The voice was a jagged blade of ice. Kevin De Bruyne had sprinted sixty meters, his face turning a dangerous shade of crimson. "There were better options! You are being irresponsible to the team! To us!"

Bendtner snapped out of his daze, his ego flaring up like a wounded animal. "I missed a shot! So what? We're ahead! Even if I don't score, we still win!" He waved his hands dismissively, his face contorted in a mask of defensive pride.

Qin Ming arrived a second later, his fists clenched tight. He could tolerate many things—arrogance, quirkiness, even lack of skill. But he could not tolerate a lack of respect for the game. Bendtner hadn't just missed; he had played with the effort of his teammates.

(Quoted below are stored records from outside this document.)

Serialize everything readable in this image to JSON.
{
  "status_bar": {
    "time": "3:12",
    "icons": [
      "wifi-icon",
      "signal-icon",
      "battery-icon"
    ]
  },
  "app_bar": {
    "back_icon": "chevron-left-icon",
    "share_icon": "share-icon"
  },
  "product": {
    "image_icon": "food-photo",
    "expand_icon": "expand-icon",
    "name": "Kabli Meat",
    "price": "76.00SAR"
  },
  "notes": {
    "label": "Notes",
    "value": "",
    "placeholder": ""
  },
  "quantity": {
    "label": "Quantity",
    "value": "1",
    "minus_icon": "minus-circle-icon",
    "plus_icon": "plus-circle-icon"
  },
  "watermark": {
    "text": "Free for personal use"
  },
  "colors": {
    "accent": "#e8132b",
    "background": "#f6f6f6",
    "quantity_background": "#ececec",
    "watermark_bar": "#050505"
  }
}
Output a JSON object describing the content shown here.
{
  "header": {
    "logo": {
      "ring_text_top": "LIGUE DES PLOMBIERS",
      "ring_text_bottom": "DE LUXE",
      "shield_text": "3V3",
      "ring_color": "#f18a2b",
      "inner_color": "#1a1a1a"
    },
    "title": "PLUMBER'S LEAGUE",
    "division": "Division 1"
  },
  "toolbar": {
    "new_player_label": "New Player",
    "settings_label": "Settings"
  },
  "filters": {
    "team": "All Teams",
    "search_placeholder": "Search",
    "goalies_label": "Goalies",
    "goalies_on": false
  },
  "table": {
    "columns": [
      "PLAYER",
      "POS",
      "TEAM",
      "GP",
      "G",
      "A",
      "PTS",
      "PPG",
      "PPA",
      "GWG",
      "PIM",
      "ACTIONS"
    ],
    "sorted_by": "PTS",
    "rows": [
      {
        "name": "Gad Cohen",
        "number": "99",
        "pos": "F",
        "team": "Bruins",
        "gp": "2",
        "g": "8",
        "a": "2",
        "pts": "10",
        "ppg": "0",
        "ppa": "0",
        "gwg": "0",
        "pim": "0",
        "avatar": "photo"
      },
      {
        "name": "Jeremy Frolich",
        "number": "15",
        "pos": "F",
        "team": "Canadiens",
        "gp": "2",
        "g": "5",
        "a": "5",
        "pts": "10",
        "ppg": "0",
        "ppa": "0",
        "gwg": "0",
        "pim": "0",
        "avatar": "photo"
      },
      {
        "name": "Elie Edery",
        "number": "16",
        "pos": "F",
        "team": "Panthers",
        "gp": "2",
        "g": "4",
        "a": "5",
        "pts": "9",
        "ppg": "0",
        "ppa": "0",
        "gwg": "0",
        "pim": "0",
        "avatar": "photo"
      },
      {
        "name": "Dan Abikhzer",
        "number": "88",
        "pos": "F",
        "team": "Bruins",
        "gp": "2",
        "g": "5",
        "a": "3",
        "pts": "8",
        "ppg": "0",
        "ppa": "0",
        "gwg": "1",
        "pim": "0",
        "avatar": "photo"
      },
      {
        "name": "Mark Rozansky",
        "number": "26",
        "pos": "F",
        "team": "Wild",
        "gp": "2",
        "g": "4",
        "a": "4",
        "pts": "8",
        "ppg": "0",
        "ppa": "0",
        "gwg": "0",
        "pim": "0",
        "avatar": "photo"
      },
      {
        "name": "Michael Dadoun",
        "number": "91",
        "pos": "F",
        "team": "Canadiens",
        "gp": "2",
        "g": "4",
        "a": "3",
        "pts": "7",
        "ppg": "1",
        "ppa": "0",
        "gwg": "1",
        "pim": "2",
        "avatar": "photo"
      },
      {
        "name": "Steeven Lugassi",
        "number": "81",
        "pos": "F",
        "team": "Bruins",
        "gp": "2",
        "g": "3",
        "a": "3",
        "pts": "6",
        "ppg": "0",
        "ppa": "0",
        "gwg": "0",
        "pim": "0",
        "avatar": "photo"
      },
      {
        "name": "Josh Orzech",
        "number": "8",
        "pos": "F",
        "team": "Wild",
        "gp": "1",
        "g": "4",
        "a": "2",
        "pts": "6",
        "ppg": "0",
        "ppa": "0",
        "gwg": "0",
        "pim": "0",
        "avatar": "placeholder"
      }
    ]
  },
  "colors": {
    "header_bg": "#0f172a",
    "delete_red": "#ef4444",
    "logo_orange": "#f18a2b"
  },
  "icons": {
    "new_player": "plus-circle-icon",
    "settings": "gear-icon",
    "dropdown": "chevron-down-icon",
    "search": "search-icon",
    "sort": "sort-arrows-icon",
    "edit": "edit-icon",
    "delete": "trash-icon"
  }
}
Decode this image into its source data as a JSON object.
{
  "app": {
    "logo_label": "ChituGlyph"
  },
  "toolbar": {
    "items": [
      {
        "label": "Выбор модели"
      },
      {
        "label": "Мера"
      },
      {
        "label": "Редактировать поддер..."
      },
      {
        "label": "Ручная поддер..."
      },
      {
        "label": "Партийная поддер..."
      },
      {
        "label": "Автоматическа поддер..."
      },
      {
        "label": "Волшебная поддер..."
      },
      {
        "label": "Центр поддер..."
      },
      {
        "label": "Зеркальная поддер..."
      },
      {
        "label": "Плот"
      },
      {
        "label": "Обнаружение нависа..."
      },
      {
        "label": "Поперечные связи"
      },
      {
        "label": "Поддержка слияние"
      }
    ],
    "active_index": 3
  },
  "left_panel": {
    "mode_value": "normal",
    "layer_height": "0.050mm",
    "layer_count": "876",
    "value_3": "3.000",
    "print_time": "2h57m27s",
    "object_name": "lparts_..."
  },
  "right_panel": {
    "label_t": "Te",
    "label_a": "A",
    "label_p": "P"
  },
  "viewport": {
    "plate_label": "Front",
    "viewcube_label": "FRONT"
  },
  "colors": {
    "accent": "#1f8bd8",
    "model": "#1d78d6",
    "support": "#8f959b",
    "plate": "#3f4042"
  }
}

"Let me talk! LET ME TALK!" De Bruyne was shouting now, trying to push past Malanda who was desperately holding him back.

Qin Ming stepped between them, his hand on De Bruyne's chest. "Kevin, stop. Not now. We have five minutes left. We settle this in the locker room."

The "Samba Elf" was no longer smiling. He looked at Bendtner—not with anger, but with pure, cold disgust. He realized then that in the high-stakes world of the Bundesliga, the greatest enemy isn't always the veteran defender like Hasebe. Sometimes, it's the teammate who thinks the game is beneath him.

The final whistle was approaching, and the air in Wolfsburg was no longer sweet. It was electric with the scent of a brewing storm.